Did Jeffrey Epstein’s partner Ghislaine Maxwell just request a gag order?
As more details, conspiracies, and updates break surrounding the infamous Epstein case, it can be hard to keep on top of everything. In recent weeks the media has focused on Ghislaine Maxwell – a British-American socialite arrested for her alleged involvement with Epstein and crimes of sex trafficking.
In light of recent events – from Maxwell’s “secret marriage” to Epstein, and her denied requests for bail – the media has had a field day discussing and scrutinizing every detail for the public’s information, or at least their entertainment. And in the latest news – did Ghislaine Maxwell really just requested a gag order?
Maxwell’s lawyer requests gag order
This past Tuesday the lawyer representing Maxwell in her high-profile criminal case approached the judge-to-be to request a gag order. The order would apply to lawyers, potential victims, and anyone else who is close to the case and its official proceedings.
Maxwell is being charged for her alleged involvement in sex trafficking and “grooming” of women as young as fourteen for Jeffrey Epstein in the 1990s. It’s likely you haven’t been able to avoid a headline or an image surrounding the case in past months.
After the recent decision by Judge Alison Nathan to hold Maxwell’s trial in July 2020, parties for the accused have serious concerns regarding media speculation and the current public image surrounding their client. Maxwell is also being held without bail until that date, labeled a “flight risk” by both the judge and prosecutors.
Why a gag order helps Epstein’s partner
Jeffrey Pagliuca, Maxwell’s attorney, expressed serious concerns over the ability to hold a fair trial, free from a jury and witnesses that may harbor bias against Maxwell. Maxwell still pleads not guilty, and intends to stand an ethical trial – something her partner Jeffrey Epstein never had.
In Pagliuca’s decision, he cited words from both Acting U.S. Attorney Audrey Strauss and the head of the NY FBI office, William Sweeney, calling Maxwell “one of the villains.” Public comments like these have the accused claiming a gag order is the only way to prevent “prejudicial pretrial publicity by the government” for Maxwell.
With so many high-profile individuals delivering some decisive statements about the accused – regardless of their accuracy – it’s a very real worry this information will help sway the success of prosecutors and witnesses over the jury. Considering the severity of the crimes, we doubt anyone wants a mistrial – well, except for maybe the accused.
Would Maxwell’s gag order really succeed?
As if there wasn’t enough attention surrounding the case, President Trump recently turned some heads when he answered some questions about Maxwell at a press conference. When asked about the case by a reporter, the President responded, “I haven’t really been following it too much.
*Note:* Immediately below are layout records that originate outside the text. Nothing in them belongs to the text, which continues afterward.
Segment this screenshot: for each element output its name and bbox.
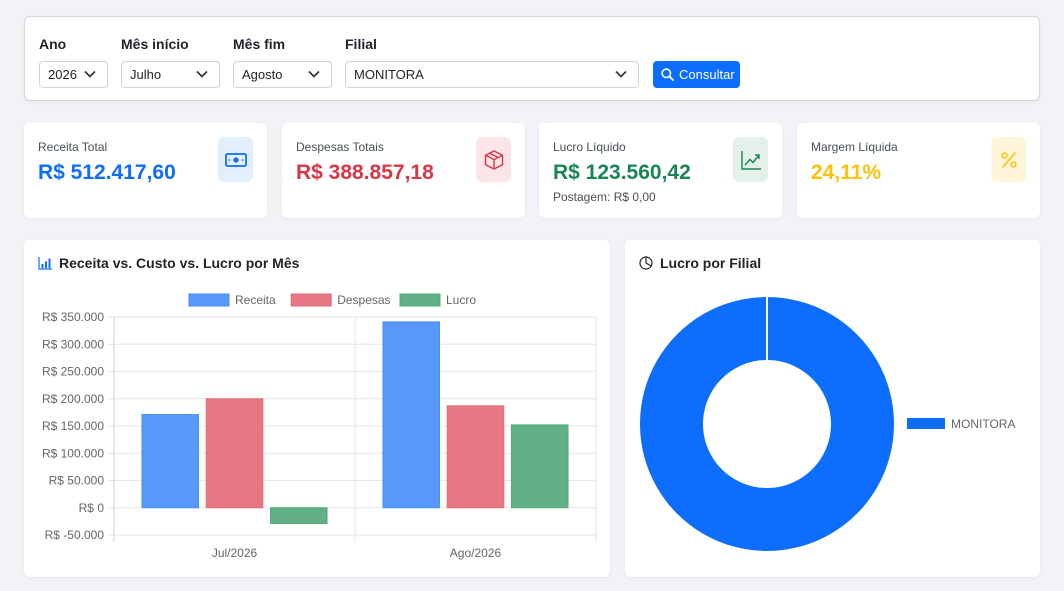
legend-label-receita: Receita: [235, 293, 276, 307]
y-tick-label: R$ 0: [79, 501, 105, 515]
bar-despesas-ago-2026: [446, 405, 505, 509]
mes-fim-select-value: Agosto: [242, 67, 283, 82]
y-tick-label: R$ -50.000: [45, 528, 105, 542]
kpi-receita-value: R$ 512.417,60: [38, 161, 176, 184]
filial-label: Filial: [345, 36, 377, 52]
mes-inicio-label: Mês início: [121, 36, 189, 52]
y-tick-label: R$ 50.000: [49, 474, 105, 488]
y-tick-label: R$ 300.000: [42, 337, 104, 351]
kpi-lucro-value: R$ 123.560,42: [553, 161, 691, 184]
kpi-despesas-label: Despesas Totais: [296, 140, 384, 154]
pie-chart-title: Lucro por Filial: [660, 255, 762, 271]
mes-inicio-select[interactable]: Julho: [121, 61, 220, 88]
y-tick-label: R$ 200.000: [42, 392, 104, 406]
kpi-margem-value: 24,11%: [811, 161, 882, 184]
trend-up-icon: [733, 137, 768, 182]
legend-swatch-lucro: [399, 293, 441, 307]
bar-chart: R$ 350.000 R$ 300.000 R$ 250.000 R$ 200.000…: [42, 293, 597, 560]
search-icon: [661, 68, 674, 81]
bar-lucro-jul-2026: [269, 507, 328, 525]
consultar-button[interactable]: Consultar: [653, 61, 740, 88]
chevron-down-icon: [615, 70, 627, 78]
kpi-margem-card: Margem Líquida 24,11%: [797, 123, 1040, 218]
percent-icon: [991, 137, 1026, 182]
filter-panel: Ano 2026 Mês início Julho Mês fim Agosto…: [24, 16, 1040, 101]
legend-swatch-monitora: [907, 418, 945, 429]
y-tick-label: R$ 250.000: [42, 365, 104, 379]
legend-swatch-receita: [188, 293, 230, 307]
ano-select-value: 2026: [48, 67, 77, 82]
doughnut-chart: MONITORA: [639, 297, 1015, 551]
y-tick-label: R$ 100.000: [42, 446, 104, 460]
x-tick-label: Jul/2026: [212, 546, 258, 560]
kpi-despesas-value: R$ 388.857,18: [296, 161, 434, 184]
money-icon: [218, 137, 253, 182]
y-tick-label: R$ 350.000: [42, 310, 104, 324]
chevron-down-icon: [308, 70, 320, 78]
bar-receita-ago-2026: [382, 321, 441, 509]
kpi-lucro-label: Lucro Líquido: [553, 140, 626, 154]
kpi-receita-label: Receita Total: [38, 140, 108, 154]
ano-select[interactable]: 2026: [39, 61, 108, 88]
kpi-margem-label: Margem Líquida: [811, 140, 898, 154]
box-icon: [476, 137, 511, 182]
ano-label: Ano: [39, 36, 67, 52]
x-tick-label: Ago/2026: [450, 546, 502, 560]
pie-chart-icon: [639, 256, 653, 270]
mes-fim-select[interactable]: Agosto: [233, 61, 332, 88]
mes-fim-label: Mês fim: [233, 36, 286, 52]
kpi-receita-card: Receita Total R$ 512.417,60: [24, 123, 267, 218]
bar-despesas-jul-2026: [205, 398, 264, 509]
bar-receita-jul-2026: [141, 414, 200, 509]
chevron-down-icon: [196, 70, 208, 78]
filial-select-value: MONITORA: [354, 67, 424, 82]
mes-inicio-select-value: Julho: [130, 67, 162, 82]
bar-chart-panel: Receita vs. Custo vs. Lucro por Mês R$ 3…: [24, 240, 610, 577]
y-tick-label: R$ 150.000: [42, 419, 104, 433]
kpi-despesas-card: Despesas Totais R$ 388.857,18: [282, 123, 525, 218]
legend-label-monitora: MONITORA: [951, 417, 1015, 431]
kpi-lucro-card: Lucro Líquido R$ 123.560,42 Postagem: R$…: [539, 123, 782, 218]
doughnut-slice-monitora: [639, 297, 894, 551]
pie-chart-panel: Lucro por Filial MONITORA: [625, 240, 1040, 577]
legend-label-lucro: Lucro: [446, 293, 476, 307]
legend-label-despesas: Despesas: [337, 293, 390, 307]
kpi-lucro-sub: Postagem: R$ 0,00: [553, 190, 656, 204]
consultar-label: Consultar: [679, 67, 735, 82]
bar-lucro-ago-2026: [510, 424, 569, 509]
legend-swatch-despesas: [290, 293, 332, 307]
chevron-down-icon: [84, 70, 96, 78]
bar-chart-title: Receita vs. Custo vs. Lucro por Mês: [59, 255, 300, 271]
bar-chart-icon: [38, 257, 52, 270]
filial-select[interactable]: MONITORA: [345, 61, 639, 88]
I just wish her well, frankly.”
Some have even likened the President’s comments to a code meant to intimidate Maxwell. It may just be a coincidence that the gag order came shortly after the President’s decision to comment on the case, but either way, it has only brought more conspiracy into the spotlight.
Sometimes not all publicity is good publicity – especially when you’re on trial for associations with one of the most hated people in the country. When the trial comes about, there’s no doubt it will become an inescapable source of coverage and conversation by everyone.
Judge responds to Maxwell’s gag order
Judge Nathan has been more than aware of the impending case and the power of information on public decisions. In response to Maxwell’s proposed gag order, the judge made a transparent comment about having received letters and messages from “non-parties” unrelated to the case.
Although Nathan assured Maxwell’s lawyers these documents were “procedurally improper or irrelevant” and would be disregarded, it can be easier said than done. Almost as soon as it was proposed, Judge Nathan was quick to reject the gag order.
Nathan declared that despite the current coverage of the case among the public and media outlets, she doesn’t “believe that further action is needed at this time to protect the Defendant’s right to a fair trial by an impartial jury” – at least for now.
Maxwell’s gag order: One for the future
Judge Nathan did go on to inform lawyers and witnesses from both parties that if she deemed Maxwell’s right to a fair trial was at risk, she “wouldn’t hesitate to take appropriate action.” This includes the violation of any court rules, such as using time outside of court to discuss evidence or sensitive information.
Whether or not a gag order would be effective at this point in the case, we’re sure that Maxwell’s lawyers will request another. Who knows what sort of findings will surface, or how a truly fair jury will be selected in the coming future.
Innocent until proven guilty, all we know is with a year to go until her trial, things are still looking bleak for Epstein’s alleged partner-in-crime, Ghislaine Maxwell.